To have a set routine to follow religiously before every shot gives you the best chance to execute the shot the way you intend. To do otherwise just leaves too much to chance. Indulge me here and I’ll offer you some proof.

It’s been a while back now, but I still remember an interesting account on this subject that used the final round of the 1996 Masters—when Nick Faldo passed a collapsing Norman—as his statistical proof. This particular analyst reviewed the entire telecast of that final round and timed the routine of both players for every shot. What he discovered was that Norman got quicker and less consistent in his pre-shot routine throughout his round, while Faldo maintained his same, methodical approach to every shot, not varying by more than a second or so. I think that is pretty insightful stuff.

A lot of time has passed since then, but all competitive tour professionals pay very close attention to their pre-shot routines these days. I urge you to watch them as they go through the motions before each shot. And notice that most of them “start over” if they get distracted during that process.

While I do not think it is practical for recreational golfers to go into such laborious detail for every shot, let me offer some suggestions as to how a repeatable pre-shot routine should work.

The first thing is to get a good feel for the shot, and by that, I mean a very clear picture in your mind of how it will fly, land and roll; I also think it’s realistic to have a different routine for full shots, chips and pitches and putts. They are all very different challenges, of course, and as you get closer to the hole, your focus needs to be more on the feel of the shot than the mechanics of the swing, in my opinion.

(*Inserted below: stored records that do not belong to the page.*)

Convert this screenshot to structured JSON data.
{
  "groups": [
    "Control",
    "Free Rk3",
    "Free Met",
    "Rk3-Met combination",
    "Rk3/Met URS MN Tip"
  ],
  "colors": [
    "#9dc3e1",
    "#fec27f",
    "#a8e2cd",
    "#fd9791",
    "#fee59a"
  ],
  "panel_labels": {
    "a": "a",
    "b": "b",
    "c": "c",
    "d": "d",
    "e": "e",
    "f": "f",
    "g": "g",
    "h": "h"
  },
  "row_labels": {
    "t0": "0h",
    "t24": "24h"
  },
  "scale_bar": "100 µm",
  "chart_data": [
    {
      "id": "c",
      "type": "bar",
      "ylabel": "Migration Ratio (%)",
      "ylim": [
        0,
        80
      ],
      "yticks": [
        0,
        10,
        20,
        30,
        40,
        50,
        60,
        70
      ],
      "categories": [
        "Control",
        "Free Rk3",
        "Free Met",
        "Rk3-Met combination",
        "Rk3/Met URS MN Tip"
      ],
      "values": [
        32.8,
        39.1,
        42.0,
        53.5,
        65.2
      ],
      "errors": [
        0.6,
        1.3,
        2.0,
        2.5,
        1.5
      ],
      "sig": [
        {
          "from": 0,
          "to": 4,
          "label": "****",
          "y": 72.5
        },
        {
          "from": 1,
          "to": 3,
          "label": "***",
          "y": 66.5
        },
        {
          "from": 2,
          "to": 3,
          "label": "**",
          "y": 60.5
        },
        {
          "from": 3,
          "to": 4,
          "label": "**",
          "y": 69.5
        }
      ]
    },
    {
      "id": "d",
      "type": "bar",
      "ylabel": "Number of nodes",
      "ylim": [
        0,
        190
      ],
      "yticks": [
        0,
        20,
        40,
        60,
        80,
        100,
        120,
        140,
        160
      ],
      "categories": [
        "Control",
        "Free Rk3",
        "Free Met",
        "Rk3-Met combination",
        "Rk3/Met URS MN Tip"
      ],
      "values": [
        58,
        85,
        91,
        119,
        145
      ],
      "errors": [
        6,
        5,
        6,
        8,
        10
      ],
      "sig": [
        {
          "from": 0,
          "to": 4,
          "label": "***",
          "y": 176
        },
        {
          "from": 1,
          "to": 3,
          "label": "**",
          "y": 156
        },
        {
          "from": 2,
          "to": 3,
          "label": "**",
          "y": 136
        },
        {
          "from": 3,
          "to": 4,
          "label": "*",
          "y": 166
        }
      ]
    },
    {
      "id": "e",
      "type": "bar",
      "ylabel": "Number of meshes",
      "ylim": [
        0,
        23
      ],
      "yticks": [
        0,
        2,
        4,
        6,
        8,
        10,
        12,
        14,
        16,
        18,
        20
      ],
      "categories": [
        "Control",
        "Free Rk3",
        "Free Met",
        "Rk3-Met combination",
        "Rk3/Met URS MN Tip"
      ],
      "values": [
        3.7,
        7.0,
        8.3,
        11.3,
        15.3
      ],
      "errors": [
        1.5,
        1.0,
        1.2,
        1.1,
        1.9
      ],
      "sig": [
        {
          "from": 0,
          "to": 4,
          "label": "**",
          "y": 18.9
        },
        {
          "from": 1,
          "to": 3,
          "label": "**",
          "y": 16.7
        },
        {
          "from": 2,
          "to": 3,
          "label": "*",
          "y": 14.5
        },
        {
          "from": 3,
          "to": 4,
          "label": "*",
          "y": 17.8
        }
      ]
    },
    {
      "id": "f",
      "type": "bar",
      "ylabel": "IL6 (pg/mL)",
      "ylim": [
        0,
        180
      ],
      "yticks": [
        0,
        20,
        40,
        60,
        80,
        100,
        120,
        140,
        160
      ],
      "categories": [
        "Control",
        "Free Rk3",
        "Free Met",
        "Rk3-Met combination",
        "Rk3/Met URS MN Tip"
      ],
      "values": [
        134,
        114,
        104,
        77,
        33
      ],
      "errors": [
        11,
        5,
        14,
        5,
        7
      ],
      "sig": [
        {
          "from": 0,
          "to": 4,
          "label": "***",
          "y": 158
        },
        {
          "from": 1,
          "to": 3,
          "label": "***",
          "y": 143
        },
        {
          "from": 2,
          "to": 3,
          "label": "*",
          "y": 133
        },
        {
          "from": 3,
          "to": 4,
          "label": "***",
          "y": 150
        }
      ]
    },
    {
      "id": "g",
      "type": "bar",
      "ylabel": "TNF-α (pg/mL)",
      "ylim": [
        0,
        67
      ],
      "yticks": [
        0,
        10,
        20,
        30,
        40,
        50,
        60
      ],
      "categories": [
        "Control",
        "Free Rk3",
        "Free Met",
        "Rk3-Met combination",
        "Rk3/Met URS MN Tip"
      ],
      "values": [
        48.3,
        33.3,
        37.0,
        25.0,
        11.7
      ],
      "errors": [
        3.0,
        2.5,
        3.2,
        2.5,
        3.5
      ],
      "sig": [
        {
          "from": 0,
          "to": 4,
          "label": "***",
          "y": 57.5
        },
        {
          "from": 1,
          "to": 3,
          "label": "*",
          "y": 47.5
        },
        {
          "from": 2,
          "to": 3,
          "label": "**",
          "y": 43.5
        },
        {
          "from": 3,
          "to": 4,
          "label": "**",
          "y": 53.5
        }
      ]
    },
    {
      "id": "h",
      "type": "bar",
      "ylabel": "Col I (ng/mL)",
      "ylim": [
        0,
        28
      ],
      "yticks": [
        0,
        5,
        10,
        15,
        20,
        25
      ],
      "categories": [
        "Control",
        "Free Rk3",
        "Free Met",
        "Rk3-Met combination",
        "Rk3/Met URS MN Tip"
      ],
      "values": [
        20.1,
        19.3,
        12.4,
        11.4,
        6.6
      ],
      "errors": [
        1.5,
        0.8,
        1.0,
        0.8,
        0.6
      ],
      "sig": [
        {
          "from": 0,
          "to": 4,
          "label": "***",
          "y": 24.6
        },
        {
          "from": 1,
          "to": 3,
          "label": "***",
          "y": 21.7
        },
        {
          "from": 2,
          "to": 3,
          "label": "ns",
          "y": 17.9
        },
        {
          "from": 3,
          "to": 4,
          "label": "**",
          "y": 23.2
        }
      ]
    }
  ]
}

To begin, I think the best starting point is from behind the ball, setting up in your “mind’s eye” the film-clip of the shot you are about to hit. See the flight and path it will take. As you do this, you might waggle the club back and forth to get a feel of the club in your hands and “feel” the swing that will produce that shot path for you. Your exact routine can start when you see that shot clearly, and begin your approach the ball to execute the shot. From that “trigger point”, you should do the exact same things, at the exact same pace, each and every time.

For me (if I’m “on”), I’ll step from that behind-the-shot position, and set the club behind the ball to get my alignment. Then I step into my stance and ball position, not looking at the target, but being precise not to change the alignment of the clubhead–I’m setting my body up to that established reference. Once set, I take a look at the target to ensure that I feel aligned properly, and take my grip on the club. Then I do a mental check of grip pressure, hover the club off the ground a bit to ensure it stays light, and then start my backswing, with my only swing thought being to feel the end of the backswing.

That’s when I’m “on,” of course. But as a recreational player, I know that the vast majority of my worst shots and rounds happen when I depart from that routine.

This is something that you can and should work on at the range. Don’t just practice your swing, but how you approach each shot. Heck, you can even do that at home in your backyard. So, guys and ladies, there’s my $0.02 on the pre-shot routine. What do you have to add?